Financial Times FT.com

Low-cost ETF portfolio holdings

By Matthew Vincent

Published: October 9 2009 18:48 | Last updated: October 9 2009 18:48

Private investors are increasingly choosing low-cost index trackers over more expensive “actively” managed funds – leading the providers of exchange traded funds (ETFs) to predict that the future of fund investing will be “passive”.

Recent figures show that in 2008, while the MSCI World Index was plunging 40.1 per cent, investor behaviour was changing. Assets held in European ETFs increased 11 per cent on the 2007 level, to $142.6bn, according to Barclays Global Investors. By contrast, assets under management in conventional UK funds fell 22.9 per cent to £360.7bn, according to the Investment Management Association.

Managed funds still outsold index tracker ETFs in the first half of this year: by $60.2bn to $15.2bn, based on Lipper’s data. But the fact that one fifth of inflows are now into passively-managed trackers is seen as evidence of a shift away from the conventional wisdom.
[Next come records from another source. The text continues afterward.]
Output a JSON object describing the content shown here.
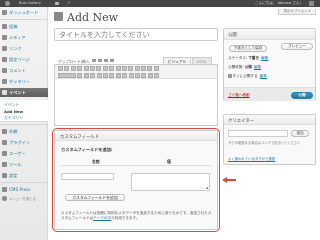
{
  "admin_bar": {
    "site_name": "Rust Gallery",
    "greeting": "こんにちは、 takuma さん！"
  },
  "sidebar": {
    "items": [
      {
        "label": "ダッシュボード",
        "icon": "dashboard-icon"
      },
      {
        "label": "投稿",
        "icon": "pin-icon"
      },
      {
        "label": "メディア",
        "icon": "media-icon"
      },
      {
        "label": "リンク",
        "icon": "link-icon"
      },
      {
        "label": "固定ページ",
        "icon": "page-icon"
      },
      {
        "label": "コメント",
        "icon": "comment-icon"
      },
      {
        "label": "ギャラリー",
        "icon": "gallery-icon"
      },
      {
        "label": "イベント",
        "icon": "event-icon"
      },
      {
        "label": "外観",
        "icon": "appearance-icon"
      },
      {
        "label": "プラグイン",
        "icon": "plugin-icon"
      },
      {
        "label": "ユーザー",
        "icon": "users-icon"
      },
      {
        "label": "ツール",
        "icon": "tools-icon"
      },
      {
        "label": "設定",
        "icon": "settings-icon"
      },
      {
        "label": "CMS Press",
        "icon": "cms-press-icon"
      }
    ],
    "submenu": [
      "イベント",
      "Add New",
      "カテゴリー"
    ],
    "collapse_label": "メニューを閉じる"
  },
  "screen_options": "表示オプション ▾",
  "page": {
    "title": "Add New",
    "title_placeholder": "タイトルを入力してください"
  },
  "editor": {
    "upload_label": "アップロード/挿入",
    "tab_visual": "ビジュアル",
    "tab_html": "HTML",
    "path_label": "パス: p",
    "word_count": "文字数: 0"
  },
  "custom_fields": {
    "heading": "カスタムフィールド",
    "subheading": "カスタムフィールドを追加:",
    "col_name": "名前",
    "col_value": "値",
    "add_button": "カスタムフィールドを追加",
    "note_before": "カスタムフィールドは投稿に特別なメタデータを追加するために使うものです。追加されたカスタムフィールドは",
    "note_link": "テーマの中",
    "note_after": "で利用できます。"
  },
  "publish": {
    "heading": "公開",
    "save_draft": "下書きとして保存",
    "preview": "プレビュー",
    "status_label": "ステータス:",
    "status_value": "下書き",
    "status_edit": "編集",
    "visibility_label": "公開状態:",
    "visibility_value": "公開",
    "visibility_edit": "編集",
    "schedule_label": "すぐに公開する",
    "schedule_edit": "編集",
    "trash": "ゴミ箱へ移動",
    "publish_button": "公開"
  },
  "category": {
    "heading": "クリエイター",
    "add_button": "追加",
    "help": "タグが複数ある場合はコンマで区切ってください",
    "link": "よく使われているタグから選択"
  },
  "colors": {
    "highlight": "#d44c3c",
    "link": "#21759b",
    "admin_bar": "#464646"
  }
}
More investors appear to believe that the certainty of a return in line with an index, or “beta”, is preferable to the chance of a market-beating return, or “alpha”, from an active fund manager.

“September was critical for ETFs last year,” says Hector McNeil, managing partner at ETF Securities. “From an investor’s point of view, you saw that most managed funds weren’t delivering alpha. It made investors realise that the majority of managers’ funds are really just ‘beta-plus’. There has been a massive shift to ETFs.”

Brokers also report rising volumes of ETF trades. Barclays Stockbrokers says the number of clients trading ETFs has risen 220 per cent since the first quarter of 2007, with the number of purchases up 287 per cent.

As they are listed funds, ETFs can be bought through execution-only brokers at low cost, with no stamp duty payable, and with only minimal annual management charges.

“They are better value in that their total expense ratio – or TER – is lower than managed funds’,” says Sheridan Admans, investment adviser at The Share Centre.

“They offer much more liquidity, too. With an ETF, you can trade it throughout the trading day. With a managed fund, you can only buy and sell at lunchtime and the trade doesn’t settle until three or four days later.”

Some conventional index tracker funds carry even lower TERs than listed ETFs. Vanguard’s UK Equity index tracker, for example, has a TER of 0.15 per cent compared with the typical 0.3 per cent TER on a FTSE 100 ETF. However, these funds do not offer the same tradeability. “Even though Vanguard make things cheap for you, it’s not much use if can’t get in and out,” argues McNeil.

ETFs’ liquidity saw the total value traded on the London Stock Exchange – where 216 ETFs are now listed – increase 67 per cent in 2008 to £34.7bn. In the financial year to date, ETF trades are up 28 per cent on last year. Financial advisers believe a greater understanding of how low charges can enhance fund performance is driving this growth.

Research by Bloomsbury Financial Planning shows that a FTSE All-Share tracker ETF with a TER of 0.35 per cent would turn a £10,000 lump sum investment into £30,416 after 25 years, assuming a gross annual return of 5 per cent. Some actively-managed funds with TERs above 1.6 per cent would manage less than £20,000.

“Cost is an issue,” admits Admans. “The higher the cost of paying for an active manager, the more performance a manager needs to cover those costs.”